Diagnóstico Estrutural da Taxa de Juros e Desafios da Poupança Longo Prazo
O secretário-executivo do Ministério da Fazenda, Rogério Ceron, destacou durante palestra no congresso da Apimec que a taxa de juros real no Brasil é historicamente superior à média observada em economias avançadas, não decorrente exclusivamente de políticas fiscais conjunturais, mas sim de características estruturais enraizadas na dinâmica jurídica, institucional e na limitada cultura de poupança de longo prazo, conforme relata documento oficial do ministério.
Ceron reforçou que o envelhecimento acelerado da população brasileira pressiona o sistema previdenciário e o orçamento público, exigindo reformas que garantam sustentabilidade fiscal e reduzam o custo estrutural do capital, ao passo que a baixa formação de poupança doméstica contrasta com modelos internacionais que utilizam planos de previdência complementar e fundos de pensão robustos para ampliar reservas de longo prazo.
A taxa de juros real brasileira é estruturalmente mais alta que a média internacional devido à pouca formação de poupança de longo prazo e à rigidez do sistema previdenciário.
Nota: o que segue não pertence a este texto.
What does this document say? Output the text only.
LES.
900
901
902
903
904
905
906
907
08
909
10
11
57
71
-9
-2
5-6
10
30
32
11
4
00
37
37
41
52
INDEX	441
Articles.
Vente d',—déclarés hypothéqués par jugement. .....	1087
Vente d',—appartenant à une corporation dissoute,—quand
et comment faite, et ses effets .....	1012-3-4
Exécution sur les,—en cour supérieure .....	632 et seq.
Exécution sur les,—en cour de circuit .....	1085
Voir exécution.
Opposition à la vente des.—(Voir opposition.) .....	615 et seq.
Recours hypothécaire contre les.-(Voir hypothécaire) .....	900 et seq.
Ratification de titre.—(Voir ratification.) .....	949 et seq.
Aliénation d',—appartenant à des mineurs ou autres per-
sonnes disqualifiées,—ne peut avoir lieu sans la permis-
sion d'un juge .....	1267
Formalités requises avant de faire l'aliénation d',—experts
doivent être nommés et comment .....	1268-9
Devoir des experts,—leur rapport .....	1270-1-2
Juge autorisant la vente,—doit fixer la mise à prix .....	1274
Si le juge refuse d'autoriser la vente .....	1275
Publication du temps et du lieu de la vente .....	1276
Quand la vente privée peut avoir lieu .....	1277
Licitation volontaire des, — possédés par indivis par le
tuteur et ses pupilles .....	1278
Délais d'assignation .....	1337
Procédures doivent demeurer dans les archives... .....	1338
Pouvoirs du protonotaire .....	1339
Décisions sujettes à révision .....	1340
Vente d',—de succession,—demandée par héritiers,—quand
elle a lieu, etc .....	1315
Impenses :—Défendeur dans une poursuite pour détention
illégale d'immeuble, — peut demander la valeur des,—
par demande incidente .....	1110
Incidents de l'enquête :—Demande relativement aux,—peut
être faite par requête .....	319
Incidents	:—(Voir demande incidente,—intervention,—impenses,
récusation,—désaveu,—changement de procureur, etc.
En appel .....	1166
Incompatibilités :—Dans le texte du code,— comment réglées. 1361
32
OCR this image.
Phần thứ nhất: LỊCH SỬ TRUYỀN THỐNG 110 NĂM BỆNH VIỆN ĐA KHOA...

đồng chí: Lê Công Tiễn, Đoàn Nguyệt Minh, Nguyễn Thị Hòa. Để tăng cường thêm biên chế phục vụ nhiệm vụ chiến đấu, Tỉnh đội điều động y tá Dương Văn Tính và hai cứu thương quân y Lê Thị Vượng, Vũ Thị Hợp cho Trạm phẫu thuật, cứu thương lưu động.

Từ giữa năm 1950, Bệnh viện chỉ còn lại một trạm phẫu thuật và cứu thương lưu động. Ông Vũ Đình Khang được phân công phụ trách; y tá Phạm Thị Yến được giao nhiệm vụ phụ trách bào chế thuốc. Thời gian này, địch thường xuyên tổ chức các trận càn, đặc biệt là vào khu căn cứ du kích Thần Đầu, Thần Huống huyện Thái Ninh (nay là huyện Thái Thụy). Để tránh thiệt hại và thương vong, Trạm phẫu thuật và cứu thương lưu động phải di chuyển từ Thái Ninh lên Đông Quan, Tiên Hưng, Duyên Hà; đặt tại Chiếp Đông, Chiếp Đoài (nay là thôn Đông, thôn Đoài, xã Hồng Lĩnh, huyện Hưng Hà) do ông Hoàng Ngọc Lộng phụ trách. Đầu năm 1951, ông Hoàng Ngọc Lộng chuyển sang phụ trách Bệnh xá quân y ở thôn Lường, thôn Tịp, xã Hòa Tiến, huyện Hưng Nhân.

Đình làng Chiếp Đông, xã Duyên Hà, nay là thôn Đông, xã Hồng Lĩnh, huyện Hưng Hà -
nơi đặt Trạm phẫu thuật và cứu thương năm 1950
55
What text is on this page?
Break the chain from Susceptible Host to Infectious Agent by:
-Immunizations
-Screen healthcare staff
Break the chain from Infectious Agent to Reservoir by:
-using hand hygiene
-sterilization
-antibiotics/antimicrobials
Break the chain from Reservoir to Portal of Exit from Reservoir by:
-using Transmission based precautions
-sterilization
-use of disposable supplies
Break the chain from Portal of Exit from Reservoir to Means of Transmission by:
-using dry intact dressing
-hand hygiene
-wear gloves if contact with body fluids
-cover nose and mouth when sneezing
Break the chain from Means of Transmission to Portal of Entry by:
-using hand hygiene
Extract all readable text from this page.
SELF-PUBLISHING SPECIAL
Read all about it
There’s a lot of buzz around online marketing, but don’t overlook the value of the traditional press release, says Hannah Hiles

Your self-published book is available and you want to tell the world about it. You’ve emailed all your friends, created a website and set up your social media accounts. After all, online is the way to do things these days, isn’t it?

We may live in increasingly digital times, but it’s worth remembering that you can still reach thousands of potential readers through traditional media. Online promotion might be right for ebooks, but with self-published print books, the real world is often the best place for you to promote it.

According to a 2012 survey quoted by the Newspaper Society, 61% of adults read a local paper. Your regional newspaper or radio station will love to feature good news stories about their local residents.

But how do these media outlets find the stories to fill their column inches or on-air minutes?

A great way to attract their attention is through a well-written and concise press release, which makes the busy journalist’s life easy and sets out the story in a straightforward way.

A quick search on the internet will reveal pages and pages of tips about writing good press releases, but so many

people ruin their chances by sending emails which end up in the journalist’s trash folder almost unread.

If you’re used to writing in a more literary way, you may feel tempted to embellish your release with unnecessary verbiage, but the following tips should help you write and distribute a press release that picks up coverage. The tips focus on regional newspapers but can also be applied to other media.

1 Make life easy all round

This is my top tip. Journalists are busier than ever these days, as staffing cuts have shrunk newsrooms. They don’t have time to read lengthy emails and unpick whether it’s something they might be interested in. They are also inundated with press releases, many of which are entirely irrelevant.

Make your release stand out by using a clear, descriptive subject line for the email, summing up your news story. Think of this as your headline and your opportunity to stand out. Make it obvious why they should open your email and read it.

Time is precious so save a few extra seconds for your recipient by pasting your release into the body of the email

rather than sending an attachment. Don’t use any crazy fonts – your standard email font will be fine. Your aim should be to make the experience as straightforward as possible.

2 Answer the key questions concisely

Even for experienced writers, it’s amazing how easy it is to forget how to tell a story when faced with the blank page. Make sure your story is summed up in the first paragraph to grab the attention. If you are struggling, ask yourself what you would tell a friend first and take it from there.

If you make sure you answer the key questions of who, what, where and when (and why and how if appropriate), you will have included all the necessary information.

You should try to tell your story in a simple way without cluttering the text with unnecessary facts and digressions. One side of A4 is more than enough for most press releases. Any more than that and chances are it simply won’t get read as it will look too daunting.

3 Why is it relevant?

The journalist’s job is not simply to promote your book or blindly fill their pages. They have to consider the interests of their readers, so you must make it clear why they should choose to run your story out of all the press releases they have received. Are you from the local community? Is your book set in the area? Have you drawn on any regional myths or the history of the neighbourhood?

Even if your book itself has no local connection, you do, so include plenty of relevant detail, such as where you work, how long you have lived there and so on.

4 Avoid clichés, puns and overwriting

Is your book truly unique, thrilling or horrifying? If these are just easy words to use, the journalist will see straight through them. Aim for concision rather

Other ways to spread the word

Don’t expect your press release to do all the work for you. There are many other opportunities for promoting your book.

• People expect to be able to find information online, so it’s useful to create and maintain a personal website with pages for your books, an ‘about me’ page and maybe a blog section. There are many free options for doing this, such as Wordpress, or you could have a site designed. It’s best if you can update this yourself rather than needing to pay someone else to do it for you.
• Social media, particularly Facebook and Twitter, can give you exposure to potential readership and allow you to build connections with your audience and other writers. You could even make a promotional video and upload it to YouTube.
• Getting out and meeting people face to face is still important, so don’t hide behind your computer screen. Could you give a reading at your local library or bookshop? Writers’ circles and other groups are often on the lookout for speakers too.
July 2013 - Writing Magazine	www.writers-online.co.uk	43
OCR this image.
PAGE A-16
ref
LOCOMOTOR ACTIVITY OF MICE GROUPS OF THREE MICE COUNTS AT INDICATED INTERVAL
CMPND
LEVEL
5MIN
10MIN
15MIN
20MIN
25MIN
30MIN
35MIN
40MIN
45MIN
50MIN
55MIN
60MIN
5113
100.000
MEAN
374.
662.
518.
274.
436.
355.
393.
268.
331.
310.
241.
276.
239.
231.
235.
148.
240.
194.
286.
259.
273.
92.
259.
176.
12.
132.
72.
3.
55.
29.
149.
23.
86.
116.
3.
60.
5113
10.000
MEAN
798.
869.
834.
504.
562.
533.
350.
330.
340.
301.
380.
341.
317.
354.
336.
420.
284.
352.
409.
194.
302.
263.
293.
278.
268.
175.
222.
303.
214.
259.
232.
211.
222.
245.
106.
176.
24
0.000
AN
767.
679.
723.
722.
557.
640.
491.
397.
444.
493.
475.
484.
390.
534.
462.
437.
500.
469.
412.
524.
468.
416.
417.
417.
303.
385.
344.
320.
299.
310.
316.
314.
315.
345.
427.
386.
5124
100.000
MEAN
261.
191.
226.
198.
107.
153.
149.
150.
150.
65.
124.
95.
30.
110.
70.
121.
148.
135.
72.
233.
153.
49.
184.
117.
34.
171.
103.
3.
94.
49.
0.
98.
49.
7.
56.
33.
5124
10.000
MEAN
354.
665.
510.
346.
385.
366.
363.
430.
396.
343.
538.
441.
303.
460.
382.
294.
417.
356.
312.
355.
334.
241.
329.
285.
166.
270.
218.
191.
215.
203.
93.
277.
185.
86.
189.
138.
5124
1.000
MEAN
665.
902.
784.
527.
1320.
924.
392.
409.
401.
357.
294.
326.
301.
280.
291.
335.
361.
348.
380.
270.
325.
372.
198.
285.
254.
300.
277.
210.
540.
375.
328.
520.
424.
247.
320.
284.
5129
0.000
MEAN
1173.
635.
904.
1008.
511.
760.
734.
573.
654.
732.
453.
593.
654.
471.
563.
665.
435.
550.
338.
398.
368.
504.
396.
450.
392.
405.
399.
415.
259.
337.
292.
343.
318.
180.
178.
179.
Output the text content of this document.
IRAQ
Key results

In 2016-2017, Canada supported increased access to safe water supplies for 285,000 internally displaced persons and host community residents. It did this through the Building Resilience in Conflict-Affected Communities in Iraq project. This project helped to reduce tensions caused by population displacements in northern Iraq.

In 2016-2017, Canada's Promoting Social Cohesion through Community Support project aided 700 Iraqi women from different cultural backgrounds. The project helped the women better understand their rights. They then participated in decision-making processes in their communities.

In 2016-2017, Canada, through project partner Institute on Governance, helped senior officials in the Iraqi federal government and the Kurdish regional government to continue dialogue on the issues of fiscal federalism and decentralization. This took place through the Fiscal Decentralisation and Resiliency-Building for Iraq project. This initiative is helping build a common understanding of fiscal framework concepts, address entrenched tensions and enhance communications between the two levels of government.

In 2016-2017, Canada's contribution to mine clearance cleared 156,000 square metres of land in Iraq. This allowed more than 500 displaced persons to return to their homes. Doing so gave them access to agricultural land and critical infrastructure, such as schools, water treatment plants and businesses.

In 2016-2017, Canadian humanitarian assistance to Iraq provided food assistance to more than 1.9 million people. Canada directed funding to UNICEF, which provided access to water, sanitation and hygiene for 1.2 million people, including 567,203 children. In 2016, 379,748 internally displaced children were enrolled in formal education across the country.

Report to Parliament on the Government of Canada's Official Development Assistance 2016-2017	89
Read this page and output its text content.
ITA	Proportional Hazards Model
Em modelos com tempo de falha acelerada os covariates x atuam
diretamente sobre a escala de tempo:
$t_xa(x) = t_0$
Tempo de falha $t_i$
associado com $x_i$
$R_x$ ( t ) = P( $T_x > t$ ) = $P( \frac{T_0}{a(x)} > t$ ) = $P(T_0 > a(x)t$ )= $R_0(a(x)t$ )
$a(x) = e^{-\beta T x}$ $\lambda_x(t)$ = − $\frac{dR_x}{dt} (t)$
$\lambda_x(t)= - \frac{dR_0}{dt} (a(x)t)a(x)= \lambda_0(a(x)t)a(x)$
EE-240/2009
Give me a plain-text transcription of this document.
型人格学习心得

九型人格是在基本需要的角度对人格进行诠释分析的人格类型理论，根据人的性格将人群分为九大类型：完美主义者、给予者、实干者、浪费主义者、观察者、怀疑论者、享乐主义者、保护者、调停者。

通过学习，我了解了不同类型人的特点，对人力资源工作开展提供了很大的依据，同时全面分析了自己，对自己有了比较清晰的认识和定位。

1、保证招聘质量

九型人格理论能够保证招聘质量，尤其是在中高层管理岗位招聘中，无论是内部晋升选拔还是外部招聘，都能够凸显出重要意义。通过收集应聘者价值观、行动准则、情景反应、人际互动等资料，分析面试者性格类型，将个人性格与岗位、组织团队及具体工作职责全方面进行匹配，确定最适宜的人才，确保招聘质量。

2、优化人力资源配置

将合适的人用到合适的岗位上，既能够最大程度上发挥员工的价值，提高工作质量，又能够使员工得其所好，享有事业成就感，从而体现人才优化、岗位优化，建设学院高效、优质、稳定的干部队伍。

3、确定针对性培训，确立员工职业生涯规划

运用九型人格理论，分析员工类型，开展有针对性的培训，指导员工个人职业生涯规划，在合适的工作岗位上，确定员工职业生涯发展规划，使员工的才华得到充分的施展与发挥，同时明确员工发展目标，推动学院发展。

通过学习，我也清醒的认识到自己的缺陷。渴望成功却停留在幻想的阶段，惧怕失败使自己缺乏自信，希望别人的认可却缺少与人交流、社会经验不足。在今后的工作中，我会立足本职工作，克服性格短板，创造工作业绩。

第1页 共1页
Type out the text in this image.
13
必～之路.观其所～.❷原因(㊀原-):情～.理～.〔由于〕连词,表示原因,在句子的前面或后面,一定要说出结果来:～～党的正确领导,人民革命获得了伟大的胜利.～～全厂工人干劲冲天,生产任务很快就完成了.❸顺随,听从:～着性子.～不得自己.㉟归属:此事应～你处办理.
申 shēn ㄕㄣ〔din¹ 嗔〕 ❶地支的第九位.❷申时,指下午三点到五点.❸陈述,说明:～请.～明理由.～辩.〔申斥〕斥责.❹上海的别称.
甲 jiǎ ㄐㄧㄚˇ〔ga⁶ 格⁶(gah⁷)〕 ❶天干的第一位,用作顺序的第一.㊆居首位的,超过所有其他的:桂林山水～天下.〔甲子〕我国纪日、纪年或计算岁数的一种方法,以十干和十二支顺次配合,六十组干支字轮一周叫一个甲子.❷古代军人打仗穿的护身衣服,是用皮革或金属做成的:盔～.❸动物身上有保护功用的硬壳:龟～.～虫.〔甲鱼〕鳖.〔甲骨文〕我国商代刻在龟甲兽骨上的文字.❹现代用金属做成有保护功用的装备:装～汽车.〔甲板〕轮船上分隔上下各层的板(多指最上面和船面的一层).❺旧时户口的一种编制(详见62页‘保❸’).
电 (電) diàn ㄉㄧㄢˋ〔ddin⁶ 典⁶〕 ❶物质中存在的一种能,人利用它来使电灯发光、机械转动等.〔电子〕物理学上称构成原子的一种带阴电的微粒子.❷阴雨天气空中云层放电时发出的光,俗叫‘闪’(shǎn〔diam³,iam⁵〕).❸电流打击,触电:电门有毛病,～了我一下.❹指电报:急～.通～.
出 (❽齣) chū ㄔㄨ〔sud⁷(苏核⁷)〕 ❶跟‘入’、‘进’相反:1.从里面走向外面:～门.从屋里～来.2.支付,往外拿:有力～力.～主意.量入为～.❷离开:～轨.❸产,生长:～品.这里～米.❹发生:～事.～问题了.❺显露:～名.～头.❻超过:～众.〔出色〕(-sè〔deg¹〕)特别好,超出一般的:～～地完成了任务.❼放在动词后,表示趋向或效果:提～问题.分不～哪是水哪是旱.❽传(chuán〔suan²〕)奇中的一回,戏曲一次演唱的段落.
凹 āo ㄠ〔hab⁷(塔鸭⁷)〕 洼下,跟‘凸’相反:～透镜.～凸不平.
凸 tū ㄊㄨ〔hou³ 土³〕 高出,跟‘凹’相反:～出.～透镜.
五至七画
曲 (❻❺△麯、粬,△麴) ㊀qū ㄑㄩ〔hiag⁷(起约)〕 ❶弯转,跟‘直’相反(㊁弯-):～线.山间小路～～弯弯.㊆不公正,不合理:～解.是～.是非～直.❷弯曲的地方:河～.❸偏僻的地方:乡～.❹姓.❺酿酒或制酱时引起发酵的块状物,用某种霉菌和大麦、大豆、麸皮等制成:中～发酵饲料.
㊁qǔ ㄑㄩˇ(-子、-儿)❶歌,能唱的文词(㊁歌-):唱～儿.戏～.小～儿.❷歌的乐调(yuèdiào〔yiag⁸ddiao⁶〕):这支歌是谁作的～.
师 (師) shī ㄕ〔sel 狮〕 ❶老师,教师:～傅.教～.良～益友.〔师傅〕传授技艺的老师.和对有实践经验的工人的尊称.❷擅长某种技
Repercussão Técnica e Caminhos para a Previsibilidade Fiscal
O secretário reforçou que a ausência de instrumentos fiscais automáticos ou gatilhos operacionais limita a eficácia das metas orçamentárias, diferentemente da autonomia concedida ao Banco Central para conduzir a política monetária, o que gera assimetria entre as duas esferas de política e impede a convergência com padrões internacionais de gestão fiscal.
Para superar os desafios apontados, Ceron defendeu a criação de um pacto social amplo que viabilize mecanismos validados para o cumprimento de superávits primários e a institucionalização de regras fiscais automáticas, visando reduzir o prêmio de risco e, consequentemente, os juros reais em um horizonte de médio e longo prazo.